Francis, who is regarded by many as a liberal Pope, said that there was no excuse for executing a prisoner, regardless of their crime.
"When the death penalty is applied, it is not for a current act of aggression, but rather for an act committed in the past," he wrote in a letter to the International Commission against the Death Penalty last week.
Francis asserted that the death penalty went directly against God's wishes and that it was unjust and vengeful.
"It is an offence against the inviolability of life and the dignity of the human person, which contradicts God's plan for man and society, and his merciful justice, and impedes the penalty from fulfilling any just objective," he wrote. "It does not render justice to the victims, but rather fosters vengeance."
The statement stressed that it did not matter what the criminal had done - it is always unacceptable: "Nowadays the death penalty is inadmissible, no matter how serious the crime committed."
"For the rule of law, the death penalty represents a failure, as it obliges the state to kill in the name of justice."
Francis added that life imprisonment was a "covert death penalty" as it robbed people "of hope".
The Pope added that, despite ongoing discussions on the kindest way to kill people in countries such as the United States, that there is no good method for capital punishment whatsoever.
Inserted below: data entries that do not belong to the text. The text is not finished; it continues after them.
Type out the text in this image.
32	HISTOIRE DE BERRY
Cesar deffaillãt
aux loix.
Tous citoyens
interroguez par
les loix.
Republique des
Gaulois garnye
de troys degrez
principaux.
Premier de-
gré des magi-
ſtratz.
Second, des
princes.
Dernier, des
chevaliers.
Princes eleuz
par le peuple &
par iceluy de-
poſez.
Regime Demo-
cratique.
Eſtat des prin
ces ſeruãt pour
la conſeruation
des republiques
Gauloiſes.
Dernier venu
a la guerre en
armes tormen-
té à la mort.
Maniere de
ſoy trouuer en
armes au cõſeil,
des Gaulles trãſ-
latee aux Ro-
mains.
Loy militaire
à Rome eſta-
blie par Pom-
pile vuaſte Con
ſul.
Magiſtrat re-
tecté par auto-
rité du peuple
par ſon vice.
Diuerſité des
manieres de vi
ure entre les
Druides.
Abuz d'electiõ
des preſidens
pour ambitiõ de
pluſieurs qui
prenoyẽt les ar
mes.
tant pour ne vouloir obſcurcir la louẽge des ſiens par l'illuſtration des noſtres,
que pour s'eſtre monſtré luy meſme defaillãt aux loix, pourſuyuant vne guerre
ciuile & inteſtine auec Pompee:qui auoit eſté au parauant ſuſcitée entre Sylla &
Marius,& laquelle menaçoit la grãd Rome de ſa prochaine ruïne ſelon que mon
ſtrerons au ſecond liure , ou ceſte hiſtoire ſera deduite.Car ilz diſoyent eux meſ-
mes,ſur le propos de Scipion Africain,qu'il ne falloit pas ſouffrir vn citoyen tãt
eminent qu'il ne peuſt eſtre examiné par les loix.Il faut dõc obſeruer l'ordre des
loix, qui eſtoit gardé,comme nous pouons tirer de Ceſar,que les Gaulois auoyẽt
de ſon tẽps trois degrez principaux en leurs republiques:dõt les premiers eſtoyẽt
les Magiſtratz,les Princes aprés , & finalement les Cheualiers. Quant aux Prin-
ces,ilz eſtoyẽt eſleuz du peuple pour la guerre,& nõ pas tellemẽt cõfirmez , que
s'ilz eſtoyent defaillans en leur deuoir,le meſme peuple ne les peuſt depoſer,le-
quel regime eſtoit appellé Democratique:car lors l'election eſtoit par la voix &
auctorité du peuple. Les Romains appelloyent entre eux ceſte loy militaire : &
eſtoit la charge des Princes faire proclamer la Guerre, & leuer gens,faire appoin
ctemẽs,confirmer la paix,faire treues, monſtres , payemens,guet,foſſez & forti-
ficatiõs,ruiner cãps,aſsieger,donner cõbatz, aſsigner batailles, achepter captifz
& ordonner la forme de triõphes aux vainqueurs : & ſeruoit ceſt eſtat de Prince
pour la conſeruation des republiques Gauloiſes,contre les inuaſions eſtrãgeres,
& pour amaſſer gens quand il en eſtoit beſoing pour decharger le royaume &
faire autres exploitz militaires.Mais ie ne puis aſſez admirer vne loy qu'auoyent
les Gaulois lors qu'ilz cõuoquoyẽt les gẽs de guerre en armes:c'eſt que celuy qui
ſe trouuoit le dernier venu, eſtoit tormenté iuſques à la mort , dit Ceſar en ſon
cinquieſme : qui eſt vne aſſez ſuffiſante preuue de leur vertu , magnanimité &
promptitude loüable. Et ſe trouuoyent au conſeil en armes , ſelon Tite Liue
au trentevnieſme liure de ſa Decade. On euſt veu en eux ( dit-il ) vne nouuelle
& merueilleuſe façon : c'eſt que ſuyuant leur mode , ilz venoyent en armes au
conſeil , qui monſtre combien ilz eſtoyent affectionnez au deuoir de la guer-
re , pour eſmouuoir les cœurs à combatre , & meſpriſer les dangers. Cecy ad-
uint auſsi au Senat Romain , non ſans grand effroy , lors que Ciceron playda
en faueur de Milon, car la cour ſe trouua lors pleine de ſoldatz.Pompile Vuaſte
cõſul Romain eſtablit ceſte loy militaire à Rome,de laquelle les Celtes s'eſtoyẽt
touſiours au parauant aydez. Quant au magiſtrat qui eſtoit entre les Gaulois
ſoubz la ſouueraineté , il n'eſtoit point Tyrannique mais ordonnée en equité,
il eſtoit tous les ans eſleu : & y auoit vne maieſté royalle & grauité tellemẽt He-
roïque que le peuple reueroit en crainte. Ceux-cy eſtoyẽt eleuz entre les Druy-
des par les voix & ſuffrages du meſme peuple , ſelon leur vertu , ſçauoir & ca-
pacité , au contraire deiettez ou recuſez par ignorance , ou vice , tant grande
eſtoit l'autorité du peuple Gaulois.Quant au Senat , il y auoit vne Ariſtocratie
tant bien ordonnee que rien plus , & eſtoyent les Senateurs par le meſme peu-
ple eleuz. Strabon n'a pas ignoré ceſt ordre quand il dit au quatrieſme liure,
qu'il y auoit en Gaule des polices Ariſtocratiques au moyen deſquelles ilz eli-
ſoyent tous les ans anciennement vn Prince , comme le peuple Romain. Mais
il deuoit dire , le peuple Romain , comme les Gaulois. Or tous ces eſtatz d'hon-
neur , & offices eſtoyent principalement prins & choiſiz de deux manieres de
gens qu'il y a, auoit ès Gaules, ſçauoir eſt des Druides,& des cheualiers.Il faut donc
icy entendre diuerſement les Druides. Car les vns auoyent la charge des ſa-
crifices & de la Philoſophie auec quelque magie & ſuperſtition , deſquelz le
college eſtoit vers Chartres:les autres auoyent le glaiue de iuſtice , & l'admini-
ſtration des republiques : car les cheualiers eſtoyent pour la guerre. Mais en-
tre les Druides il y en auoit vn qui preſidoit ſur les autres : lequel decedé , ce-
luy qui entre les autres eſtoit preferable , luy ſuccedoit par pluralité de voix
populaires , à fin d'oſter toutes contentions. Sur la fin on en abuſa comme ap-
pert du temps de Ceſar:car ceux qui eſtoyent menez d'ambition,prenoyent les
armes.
"There is discussion in some quarters about the method of killing, as if it were possible to find ways of 'getting it right,'" he wrote
Francis emphasised that "there is no humane way of killing another person."
In spite of Francis' fairly recent appointment and the fact it's meant to be a job for life, he has hinted that he may not remain Pontiff for much longer.
"I have the feeling that my pontificate will be brief: four or five years; I do not know, even two or three. Two have already passed," he said earlier this month.